Our silvan-land school played
the game 'Heartney’ !
Even the sky heard South-Silvaner's
yell: 'HEARTNÈE!'
as we threw a tennisball over our
school sheltershed,
by which If it was caught, we'd be run,
branded and 'dead' !
Stinging and singing a world before
Paul McCartney.


Each team, 'home' on one long-side of
the sheltershed,
resurrected their number as the other side
was brandéd.
All grades joined, the ground grooved, ringing
out Heartney
we belonged, right there, shed-rounding unwound
our heart's free.
As we did that shed, Flinders round Australia never

circumnavigatéd!


2002 © Wayne David Knoll

1928-1980 Silvan South Primary School, Burleigh, Victoria


This poem won the prize of a new edition Macquarie Dictionary as one of seven runners-up in the ABC- Macquarie University/ Macquarie Dictionary WORDMAP of Australia for a poem of less than 100 words based on a regionalism: that is, a word used only in a distinct locality.
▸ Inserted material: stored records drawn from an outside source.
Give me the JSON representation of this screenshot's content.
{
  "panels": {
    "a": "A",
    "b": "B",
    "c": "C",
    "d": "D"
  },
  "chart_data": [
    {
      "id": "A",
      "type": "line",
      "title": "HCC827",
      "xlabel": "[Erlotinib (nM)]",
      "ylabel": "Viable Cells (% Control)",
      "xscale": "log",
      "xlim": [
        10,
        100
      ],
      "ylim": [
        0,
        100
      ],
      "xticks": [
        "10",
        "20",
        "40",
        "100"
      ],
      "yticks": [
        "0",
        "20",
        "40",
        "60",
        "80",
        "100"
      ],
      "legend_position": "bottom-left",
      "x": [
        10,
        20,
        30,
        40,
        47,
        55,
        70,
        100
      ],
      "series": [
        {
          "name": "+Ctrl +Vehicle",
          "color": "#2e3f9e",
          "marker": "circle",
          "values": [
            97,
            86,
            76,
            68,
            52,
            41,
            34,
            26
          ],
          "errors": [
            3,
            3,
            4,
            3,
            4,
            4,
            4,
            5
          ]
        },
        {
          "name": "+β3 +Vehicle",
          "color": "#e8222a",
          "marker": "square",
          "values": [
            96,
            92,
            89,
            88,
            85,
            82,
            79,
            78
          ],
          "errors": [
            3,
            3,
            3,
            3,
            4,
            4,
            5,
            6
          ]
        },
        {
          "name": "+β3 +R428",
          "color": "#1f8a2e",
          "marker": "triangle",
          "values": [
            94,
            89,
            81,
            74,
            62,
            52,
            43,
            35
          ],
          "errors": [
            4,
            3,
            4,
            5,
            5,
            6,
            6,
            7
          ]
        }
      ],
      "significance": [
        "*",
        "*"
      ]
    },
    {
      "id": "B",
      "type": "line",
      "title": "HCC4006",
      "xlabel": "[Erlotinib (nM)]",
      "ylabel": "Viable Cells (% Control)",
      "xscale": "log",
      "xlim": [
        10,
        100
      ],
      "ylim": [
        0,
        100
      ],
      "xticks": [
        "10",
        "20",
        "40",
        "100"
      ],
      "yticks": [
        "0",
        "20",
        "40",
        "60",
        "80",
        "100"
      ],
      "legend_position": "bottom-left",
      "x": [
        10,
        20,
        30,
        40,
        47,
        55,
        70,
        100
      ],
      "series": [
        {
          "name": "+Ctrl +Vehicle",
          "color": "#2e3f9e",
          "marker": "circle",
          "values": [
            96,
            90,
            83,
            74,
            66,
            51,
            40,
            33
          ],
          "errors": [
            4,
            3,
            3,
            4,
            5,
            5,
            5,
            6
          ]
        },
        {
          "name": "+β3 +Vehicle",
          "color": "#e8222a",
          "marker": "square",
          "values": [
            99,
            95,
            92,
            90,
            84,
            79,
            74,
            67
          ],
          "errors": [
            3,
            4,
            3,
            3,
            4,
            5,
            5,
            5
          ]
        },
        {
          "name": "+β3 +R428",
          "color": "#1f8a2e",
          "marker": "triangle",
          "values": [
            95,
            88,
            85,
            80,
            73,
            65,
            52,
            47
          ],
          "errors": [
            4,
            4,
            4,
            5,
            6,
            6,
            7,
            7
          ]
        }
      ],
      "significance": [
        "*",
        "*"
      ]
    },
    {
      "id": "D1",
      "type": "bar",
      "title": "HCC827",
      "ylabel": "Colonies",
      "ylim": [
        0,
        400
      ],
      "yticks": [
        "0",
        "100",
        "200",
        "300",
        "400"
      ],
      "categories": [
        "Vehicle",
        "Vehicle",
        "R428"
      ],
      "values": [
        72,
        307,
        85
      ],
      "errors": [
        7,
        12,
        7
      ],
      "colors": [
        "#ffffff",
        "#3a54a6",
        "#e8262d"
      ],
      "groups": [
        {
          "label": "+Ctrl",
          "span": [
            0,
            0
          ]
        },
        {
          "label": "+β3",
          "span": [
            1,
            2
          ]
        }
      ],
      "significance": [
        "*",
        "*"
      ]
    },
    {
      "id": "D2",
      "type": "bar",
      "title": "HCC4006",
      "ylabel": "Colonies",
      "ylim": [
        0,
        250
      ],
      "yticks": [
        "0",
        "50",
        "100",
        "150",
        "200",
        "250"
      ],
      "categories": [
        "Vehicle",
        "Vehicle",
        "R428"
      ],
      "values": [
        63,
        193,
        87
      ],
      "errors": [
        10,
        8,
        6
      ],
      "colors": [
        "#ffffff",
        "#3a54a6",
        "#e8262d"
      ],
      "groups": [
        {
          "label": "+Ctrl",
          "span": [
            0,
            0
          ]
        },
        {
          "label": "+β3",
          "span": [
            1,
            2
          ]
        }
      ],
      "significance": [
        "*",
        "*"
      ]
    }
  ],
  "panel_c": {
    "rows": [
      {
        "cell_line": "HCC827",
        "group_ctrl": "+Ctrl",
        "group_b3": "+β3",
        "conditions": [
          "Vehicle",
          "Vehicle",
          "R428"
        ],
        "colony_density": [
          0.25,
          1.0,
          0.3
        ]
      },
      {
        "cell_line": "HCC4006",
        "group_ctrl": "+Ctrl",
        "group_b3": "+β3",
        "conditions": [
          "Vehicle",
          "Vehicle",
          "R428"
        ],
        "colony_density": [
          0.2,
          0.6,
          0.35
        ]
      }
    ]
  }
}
This poem, ‘Heartney’ - is also published on the National ABC Website, under Competitions.
http://www.abc.net.au/wordmap/competitions/default.htm

Heartney - or Hartney- as a word was used for the game in the former district of South Wandin, and played at primary schools both in Silvan & Silvan South. My father tells me his younger Chapman uncles who attended Silvan Primary school taught the game to him and his siblings who then took it to Silvan South school. It must have sown itself down the next generations from older children to younger as I never saw any teacher coaching students in Heartney.
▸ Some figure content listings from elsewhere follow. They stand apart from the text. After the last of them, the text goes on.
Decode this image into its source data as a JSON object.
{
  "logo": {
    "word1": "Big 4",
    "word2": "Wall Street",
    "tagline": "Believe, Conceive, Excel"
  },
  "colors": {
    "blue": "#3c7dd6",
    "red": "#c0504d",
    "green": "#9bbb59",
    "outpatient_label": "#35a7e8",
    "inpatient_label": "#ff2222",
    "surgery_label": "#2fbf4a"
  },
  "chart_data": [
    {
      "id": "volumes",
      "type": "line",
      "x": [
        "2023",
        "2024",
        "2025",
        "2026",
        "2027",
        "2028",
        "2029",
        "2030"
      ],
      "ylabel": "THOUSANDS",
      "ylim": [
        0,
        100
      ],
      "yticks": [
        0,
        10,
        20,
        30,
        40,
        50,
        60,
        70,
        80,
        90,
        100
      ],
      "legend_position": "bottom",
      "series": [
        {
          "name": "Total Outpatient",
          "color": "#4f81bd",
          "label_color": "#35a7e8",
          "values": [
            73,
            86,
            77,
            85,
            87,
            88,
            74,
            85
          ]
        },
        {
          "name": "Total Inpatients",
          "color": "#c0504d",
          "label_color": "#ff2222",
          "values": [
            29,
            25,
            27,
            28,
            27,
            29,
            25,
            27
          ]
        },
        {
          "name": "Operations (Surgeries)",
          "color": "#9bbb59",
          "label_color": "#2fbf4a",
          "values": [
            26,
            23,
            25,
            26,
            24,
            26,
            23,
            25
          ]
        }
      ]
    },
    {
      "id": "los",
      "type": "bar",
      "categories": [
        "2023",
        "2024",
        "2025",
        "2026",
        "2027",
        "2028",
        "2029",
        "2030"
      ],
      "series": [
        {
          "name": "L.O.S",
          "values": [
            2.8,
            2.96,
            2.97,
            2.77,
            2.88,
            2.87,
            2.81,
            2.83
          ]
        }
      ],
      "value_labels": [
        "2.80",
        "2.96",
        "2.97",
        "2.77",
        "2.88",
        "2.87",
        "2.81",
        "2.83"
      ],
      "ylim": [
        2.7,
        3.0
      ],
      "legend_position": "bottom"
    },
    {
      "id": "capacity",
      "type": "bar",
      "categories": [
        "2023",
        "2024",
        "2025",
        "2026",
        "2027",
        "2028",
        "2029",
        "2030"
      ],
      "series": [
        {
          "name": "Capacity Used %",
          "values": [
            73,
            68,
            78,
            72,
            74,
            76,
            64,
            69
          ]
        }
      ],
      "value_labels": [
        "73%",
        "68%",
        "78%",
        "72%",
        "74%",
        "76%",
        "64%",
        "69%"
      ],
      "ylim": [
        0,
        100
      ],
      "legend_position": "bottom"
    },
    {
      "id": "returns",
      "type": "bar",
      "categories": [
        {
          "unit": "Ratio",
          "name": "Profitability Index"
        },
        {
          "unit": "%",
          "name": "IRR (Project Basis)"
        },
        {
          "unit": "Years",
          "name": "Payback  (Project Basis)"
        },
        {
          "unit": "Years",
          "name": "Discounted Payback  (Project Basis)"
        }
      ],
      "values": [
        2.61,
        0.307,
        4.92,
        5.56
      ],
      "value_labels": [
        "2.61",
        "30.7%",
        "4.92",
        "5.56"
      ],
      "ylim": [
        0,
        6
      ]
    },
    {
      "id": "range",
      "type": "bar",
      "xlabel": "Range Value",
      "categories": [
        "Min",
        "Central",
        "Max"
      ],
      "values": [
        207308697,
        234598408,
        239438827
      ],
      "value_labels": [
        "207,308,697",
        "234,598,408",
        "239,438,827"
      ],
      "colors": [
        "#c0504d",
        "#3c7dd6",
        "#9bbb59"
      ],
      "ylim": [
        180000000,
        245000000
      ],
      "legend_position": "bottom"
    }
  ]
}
I have also heard of a similar game played at small schools in the Broken River area north of Benalla, Victoria. My youngest brother, who is sixteen years younger than me, played Heartney there in the early 1980s, until the teachers banned the game after it became a rivalry between kids of Italian and non-Italian families. In the mid 1990s

All you need is a detached building, preferably without spoutings (for ball-return reasons) and a tennis ball. I taught the game to a group of home-schooled children at the Fusion Arts Colony in Malmsbury, Victoria . The detached building that we used at Malmsbury was a caravan-bodied Bedford motorhome.